Morocco faces COVID-19

Coronavirus en Marruecos

Morocco was one of the first African countries to take the fight against the coronavirus seriously. It anticipated the closure of airspace and - it is true that with relative success - the confinement of people. It immediately took praiseworthy measures to protect families in greatest difficulty: with no income to support themselves and no roof over their heads. 

It took the authorities a long time to bring to their senses many citizens who did not understand the need for such drastic decisions. The security forces were powerless to prevent large gatherings, including religious ones, and by the continuous challenge to bans on going out into the streets without differentiating family or social congregations from basic needs. 

Morocco was at great risk because of its proximity to Europe, where the presence of the virus was felt earlier than in the rest of Africa. It is a country with many connections and visitor exchanges with Italy, France and Spain, where the pandemic emerged earlier and with greater virulence. Gaining time was fundamental to stop it from spreading, although its incidence is already high.

Around 80,000 people were fined and many arrested for violating the rules. Communications, with the exception of television, did not reach as many people and it took the authorities a long time to convince them of the danger. Police were alerting people in the streets with megaphones. There too, the number of deaths caused by the coronavirus or other ailments is not so clear.

The biggest success in recent weeks was the use of drones. Until recently it was forbidden to use them for any activity other than official ones. But it was fortunate to realise that they could be an interesting tool in the fight against the pandemic. In China they had already been used and bought a good number of units before other countries rushed in and raised the price. But the initiative didn't stop there: local engineers got to work and started building models that are currently in use. It is very common to see them flying over the remote cities, over the roads and over the rural areas where non-confinement is more relaxed in order to attend to farming jobs.

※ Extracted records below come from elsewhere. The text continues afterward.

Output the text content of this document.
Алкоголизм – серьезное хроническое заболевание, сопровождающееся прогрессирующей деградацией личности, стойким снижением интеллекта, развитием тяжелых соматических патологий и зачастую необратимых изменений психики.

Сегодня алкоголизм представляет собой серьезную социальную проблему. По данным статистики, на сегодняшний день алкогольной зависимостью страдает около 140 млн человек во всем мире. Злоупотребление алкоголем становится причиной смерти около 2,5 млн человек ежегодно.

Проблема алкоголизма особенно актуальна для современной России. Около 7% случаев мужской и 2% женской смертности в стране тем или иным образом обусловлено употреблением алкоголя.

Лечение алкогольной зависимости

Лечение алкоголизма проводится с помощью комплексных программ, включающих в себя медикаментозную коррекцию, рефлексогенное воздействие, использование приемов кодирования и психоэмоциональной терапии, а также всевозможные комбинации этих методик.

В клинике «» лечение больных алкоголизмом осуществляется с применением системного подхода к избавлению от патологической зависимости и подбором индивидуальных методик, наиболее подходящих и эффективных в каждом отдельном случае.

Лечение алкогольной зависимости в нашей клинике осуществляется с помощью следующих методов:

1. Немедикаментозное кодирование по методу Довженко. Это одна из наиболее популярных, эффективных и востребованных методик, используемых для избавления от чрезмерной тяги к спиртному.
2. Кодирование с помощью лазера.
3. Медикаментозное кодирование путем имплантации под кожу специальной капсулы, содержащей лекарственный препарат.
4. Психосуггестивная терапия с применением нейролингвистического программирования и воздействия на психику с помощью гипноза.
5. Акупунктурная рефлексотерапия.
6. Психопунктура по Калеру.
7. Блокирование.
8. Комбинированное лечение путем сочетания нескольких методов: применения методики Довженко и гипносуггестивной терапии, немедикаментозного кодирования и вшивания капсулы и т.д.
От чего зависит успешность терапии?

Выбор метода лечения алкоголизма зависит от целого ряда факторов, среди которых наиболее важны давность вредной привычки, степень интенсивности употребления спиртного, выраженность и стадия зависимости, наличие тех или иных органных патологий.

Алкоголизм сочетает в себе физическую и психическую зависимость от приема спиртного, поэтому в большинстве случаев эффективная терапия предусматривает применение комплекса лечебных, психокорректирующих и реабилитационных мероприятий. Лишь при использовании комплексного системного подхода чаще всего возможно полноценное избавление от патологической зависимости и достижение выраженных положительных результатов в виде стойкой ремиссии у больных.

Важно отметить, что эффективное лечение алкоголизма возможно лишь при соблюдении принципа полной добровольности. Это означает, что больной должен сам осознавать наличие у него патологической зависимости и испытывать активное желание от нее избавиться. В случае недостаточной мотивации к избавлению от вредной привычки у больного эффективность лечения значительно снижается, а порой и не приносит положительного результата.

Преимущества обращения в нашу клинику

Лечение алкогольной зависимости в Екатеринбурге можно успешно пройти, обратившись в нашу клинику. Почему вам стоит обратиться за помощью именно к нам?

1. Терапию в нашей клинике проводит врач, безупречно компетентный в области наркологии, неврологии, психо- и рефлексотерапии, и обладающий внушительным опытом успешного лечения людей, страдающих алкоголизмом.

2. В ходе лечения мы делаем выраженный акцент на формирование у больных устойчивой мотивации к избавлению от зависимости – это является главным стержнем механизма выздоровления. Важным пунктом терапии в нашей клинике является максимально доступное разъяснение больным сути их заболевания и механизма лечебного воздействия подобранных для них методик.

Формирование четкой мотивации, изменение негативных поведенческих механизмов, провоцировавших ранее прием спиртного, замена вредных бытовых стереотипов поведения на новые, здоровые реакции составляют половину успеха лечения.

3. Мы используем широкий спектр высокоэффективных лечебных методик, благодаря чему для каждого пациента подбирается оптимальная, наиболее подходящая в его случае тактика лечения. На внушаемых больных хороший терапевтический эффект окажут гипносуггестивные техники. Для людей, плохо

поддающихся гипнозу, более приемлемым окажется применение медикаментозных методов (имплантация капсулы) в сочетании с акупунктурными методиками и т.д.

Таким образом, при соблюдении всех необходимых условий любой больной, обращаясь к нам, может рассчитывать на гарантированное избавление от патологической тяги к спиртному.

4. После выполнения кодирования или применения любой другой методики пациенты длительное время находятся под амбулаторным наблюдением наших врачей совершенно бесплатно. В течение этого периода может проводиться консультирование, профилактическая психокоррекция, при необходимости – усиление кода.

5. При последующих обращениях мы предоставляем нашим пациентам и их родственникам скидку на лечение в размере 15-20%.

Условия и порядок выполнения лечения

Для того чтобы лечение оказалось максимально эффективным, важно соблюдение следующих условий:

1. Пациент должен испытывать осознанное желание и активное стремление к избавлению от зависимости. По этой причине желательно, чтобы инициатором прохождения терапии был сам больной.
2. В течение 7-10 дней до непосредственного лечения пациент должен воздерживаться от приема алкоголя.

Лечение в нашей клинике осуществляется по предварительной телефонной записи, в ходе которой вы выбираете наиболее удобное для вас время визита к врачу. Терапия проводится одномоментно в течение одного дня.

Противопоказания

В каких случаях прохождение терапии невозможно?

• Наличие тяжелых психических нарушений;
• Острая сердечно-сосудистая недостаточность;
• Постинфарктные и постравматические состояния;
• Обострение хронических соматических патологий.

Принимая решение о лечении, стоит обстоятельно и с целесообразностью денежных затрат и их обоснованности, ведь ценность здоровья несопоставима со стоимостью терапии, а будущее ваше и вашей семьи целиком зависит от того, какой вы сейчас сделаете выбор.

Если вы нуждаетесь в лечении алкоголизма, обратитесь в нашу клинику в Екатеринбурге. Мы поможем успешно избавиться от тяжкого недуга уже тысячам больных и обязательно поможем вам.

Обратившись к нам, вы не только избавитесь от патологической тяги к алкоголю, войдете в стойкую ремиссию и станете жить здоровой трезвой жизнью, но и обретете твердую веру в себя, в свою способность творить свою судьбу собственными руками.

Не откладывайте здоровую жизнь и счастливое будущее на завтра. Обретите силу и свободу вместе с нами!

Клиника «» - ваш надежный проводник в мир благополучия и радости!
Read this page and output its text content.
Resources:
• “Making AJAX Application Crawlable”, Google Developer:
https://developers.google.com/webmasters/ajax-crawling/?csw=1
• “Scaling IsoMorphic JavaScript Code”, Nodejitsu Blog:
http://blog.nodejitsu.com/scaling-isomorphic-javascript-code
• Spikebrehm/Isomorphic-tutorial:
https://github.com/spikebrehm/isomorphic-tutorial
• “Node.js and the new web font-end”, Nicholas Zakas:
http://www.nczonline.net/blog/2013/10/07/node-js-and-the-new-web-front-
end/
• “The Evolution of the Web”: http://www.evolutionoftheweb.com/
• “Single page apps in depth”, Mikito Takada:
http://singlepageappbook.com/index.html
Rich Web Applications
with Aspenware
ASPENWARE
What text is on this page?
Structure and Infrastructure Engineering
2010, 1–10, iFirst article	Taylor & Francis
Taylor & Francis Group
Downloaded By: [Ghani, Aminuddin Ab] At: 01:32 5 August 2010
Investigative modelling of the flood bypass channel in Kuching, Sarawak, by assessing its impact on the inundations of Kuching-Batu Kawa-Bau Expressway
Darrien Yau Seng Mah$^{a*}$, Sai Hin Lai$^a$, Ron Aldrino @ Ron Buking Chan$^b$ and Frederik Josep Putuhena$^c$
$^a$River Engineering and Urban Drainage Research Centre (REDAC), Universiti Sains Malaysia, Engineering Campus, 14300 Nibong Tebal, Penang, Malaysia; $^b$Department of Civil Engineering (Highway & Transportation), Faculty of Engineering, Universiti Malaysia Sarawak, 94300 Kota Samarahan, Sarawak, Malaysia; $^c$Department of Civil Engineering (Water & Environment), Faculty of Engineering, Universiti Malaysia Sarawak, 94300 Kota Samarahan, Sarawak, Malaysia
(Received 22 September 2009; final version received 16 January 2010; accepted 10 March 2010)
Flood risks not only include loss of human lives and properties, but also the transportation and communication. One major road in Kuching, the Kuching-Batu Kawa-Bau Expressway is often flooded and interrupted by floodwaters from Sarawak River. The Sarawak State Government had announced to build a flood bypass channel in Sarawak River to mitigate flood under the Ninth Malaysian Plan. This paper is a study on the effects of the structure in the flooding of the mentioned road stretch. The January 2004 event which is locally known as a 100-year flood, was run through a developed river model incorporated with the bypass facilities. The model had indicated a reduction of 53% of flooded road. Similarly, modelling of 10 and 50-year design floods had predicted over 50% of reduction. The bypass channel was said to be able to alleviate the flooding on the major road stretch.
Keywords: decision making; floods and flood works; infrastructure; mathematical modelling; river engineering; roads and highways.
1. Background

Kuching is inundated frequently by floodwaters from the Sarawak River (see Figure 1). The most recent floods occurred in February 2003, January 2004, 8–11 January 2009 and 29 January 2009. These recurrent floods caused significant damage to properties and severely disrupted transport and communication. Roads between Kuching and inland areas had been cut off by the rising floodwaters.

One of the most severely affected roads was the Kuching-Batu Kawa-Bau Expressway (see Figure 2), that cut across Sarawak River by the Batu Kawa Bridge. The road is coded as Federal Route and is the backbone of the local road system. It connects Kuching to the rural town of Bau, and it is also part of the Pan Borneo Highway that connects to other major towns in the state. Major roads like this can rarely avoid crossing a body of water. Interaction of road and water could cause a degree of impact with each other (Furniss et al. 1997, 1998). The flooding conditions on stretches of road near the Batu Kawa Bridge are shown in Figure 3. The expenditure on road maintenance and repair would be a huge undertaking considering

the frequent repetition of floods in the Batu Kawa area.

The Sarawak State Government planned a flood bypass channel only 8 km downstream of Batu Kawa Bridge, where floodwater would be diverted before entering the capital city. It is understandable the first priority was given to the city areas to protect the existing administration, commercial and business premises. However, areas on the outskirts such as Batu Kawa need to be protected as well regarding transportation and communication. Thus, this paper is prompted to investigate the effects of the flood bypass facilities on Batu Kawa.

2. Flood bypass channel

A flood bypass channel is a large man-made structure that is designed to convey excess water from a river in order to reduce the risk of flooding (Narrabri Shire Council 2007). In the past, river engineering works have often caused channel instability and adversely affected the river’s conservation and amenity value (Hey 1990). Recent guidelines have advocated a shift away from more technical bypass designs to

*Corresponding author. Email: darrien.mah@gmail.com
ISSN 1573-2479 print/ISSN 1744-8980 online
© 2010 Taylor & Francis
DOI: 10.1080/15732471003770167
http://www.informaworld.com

Their use is twofold: on the roads and in the cities they control movement and ensure that groups of people do not form. They act as spies; they have already discovered clandestine night-time meetings whose participants were found surprised and heading for the police stations. This is how they achieved their first objective: to make people feel more watched and fear has spread.

In other places, including several large workplaces, drones are used to spread disinfectants that reduce the risks of contagion. As in the vast majority of affected countries the pandemic is causing brutal economic damage to both public finances and industry and commerce, so the concern now is to save what can be saved from the tourist campaign.